Noms des banques rendus publics
L'Etat est actionnaire minoritaire de cette structure (34% du capital), qui prend la forme d'une société anonyme détenue majoritairement par les banques (66%). La nouvelle entité sera présidée par Michel Camdessus, ancien directeur général du Fonds monétaire international.
"7 jours chrono"
Au sein de son conseil d'administration siègeront trois représentants de l'Etat (2 administrateurs pour l'Etat et un commissaire du gouvernement avec droit de veto), ce qui devrait assurer de fait à l'Etat un contrôle des opérations de l'entité. Cependant, la majorité des sièges du conseil reviendra aux banques qui détiendront 7 sièges. Lors d'une interview accordée vendredi à i-télé, Christine Lagarde a précisé qu'elle ne faisait pas partie de ce conseil d'administration. La loi instaurant cette société de refinancement des banques a été promulguée ce matin au Journal Officiel. Le texte a été élaboré vendredi, présenté lundi au conseil des ministres, voté, signé jeudi par le président de la République, promulgué vendredi. Tout s'est fait en "7 jours chrono", a expliqué la ministre en sortant du conseil d'administration de la société de refinancement.
Cette structure de refinancement est destinée à emprunter des fonds avec la garantie de l'Etat, par le biais d'obligations, pour ensuite reprêter ces sommes aux banques en manque de financement, à un taux plus élevé. La garantie de l'Etat est plafonnée à 320 milliards d'euros. Selon le texte, la société peut émettre des obligations dès publication au Journal Officiel.

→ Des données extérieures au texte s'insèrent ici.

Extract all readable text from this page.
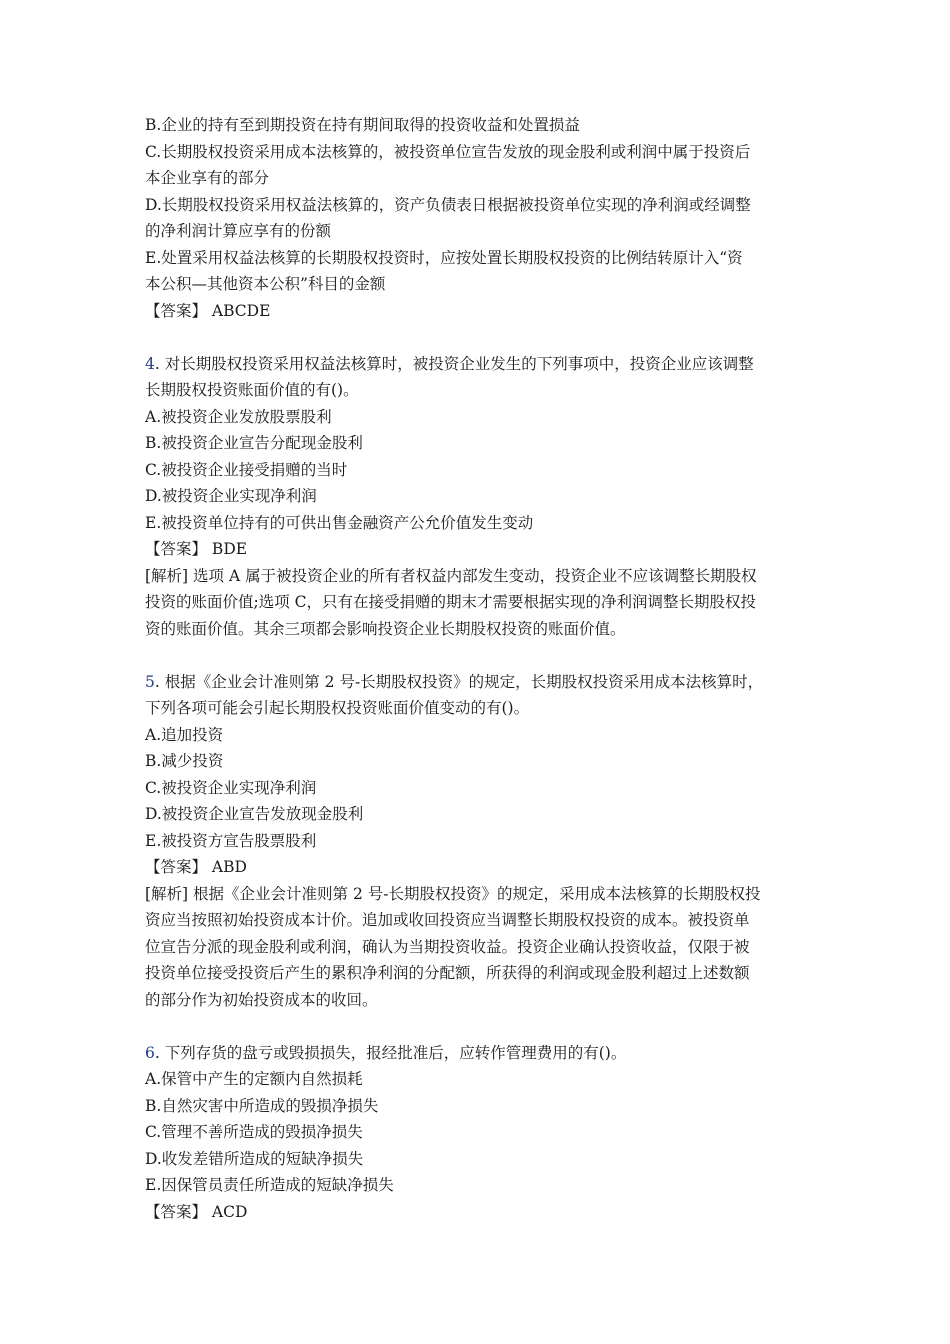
B.企业的持有至到期投资在持有期间取得的投资收益和处置损益
C.长期股权投资采用成本法核算的，被投资单位宣告发放的现金股利或利润中属于投资后
本企业享有的部分
D.长期股权投资采用权益法核算的，资产负债表日根据被投资单位实现的净利润或经调整
的净利润计算应享有的份额
E.处置采用权益法核算的长期股权投资时，应按处置长期股权投资的比例结转原计入“资
本公积—其他资本公积”科目的金额
【答案】 ABCDE
4. 对长期股权投资采用权益法核算时，被投资企业发生的下列事项中，投资企业应该调整
长期股权投资账面价值的有()。
A.被投资企业发放股票股利
B.被投资企业宣告分配现金股利
C.被投资企业接受捐赠的当时
D.被投资企业实现净利润
E.被投资单位持有的可供出售金融资产公允价值发生变动
【答案】 BDE
[解析] 选项 A 属于被投资企业的所有者权益内部发生变动，投资企业不应该调整长期股权
投资的账面价值;选项 C，只有在接受捐赠的期末才需要根据实现的净利润调整长期股权投
资的账面价值。其余三项都会影响投资企业长期股权投资的账面价值。
5. 根据《企业会计准则第 2 号-长期股权投资》的规定，长期股权投资采用成本法核算时，
下列各项可能会引起长期股权投资账面价值变动的有()。
A.追加投资
B.减少投资
C.被投资企业实现净利润
D.被投资企业宣告发放现金股利
E.被投资方宣告股票股利
【答案】 ABD
[解析] 根据《企业会计准则第 2 号-长期股权投资》的规定，采用成本法核算的长期股权投
资应当按照初始投资成本计价。追加或收回投资应当调整长期股权投资的成本。被投资单
位宣告分派的现金股利或利润，确认为当期投资收益。投资企业确认投资收益，仅限于被
投资单位接受投资后产生的累积净利润的分配额，所获得的利润或现金股利超过上述数额
的部分作为初始投资成本的收回。
6. 下列存货的盘亏或毁损损失，报经批准后，应转作管理费用的有()。
A.保管中产生的定额内自然损耗
B.自然灾害中所造成的毁损净损失
C.管理不善所造成的毁损净损失
D.收发差错所造成的短缺净损失
E.因保管员责任所造成的短缺净损失
【答案】 ACD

Par ailleurs, la loi prévoit que la ministre de l'Economie peut "exceptionnellement décider, notamment en cas d'urgence, d'apporter la garantie de l'Etat, à titre onéreux, aux titres émis par les établissements de crédit". Le texte réserve donc à l'Etat la possibilité de garantir directement les emprunts souscrits par les banques, sans passer par la société de refinancement, dans des circonstances exceptionnelles. Un tel scénario ne sera néanmoins envisageable qu'"à condition que l'Etat bénéfice de sûretés conférant une garantie équivalente à celle dont bénéficie la société de refinancement", selon la loi.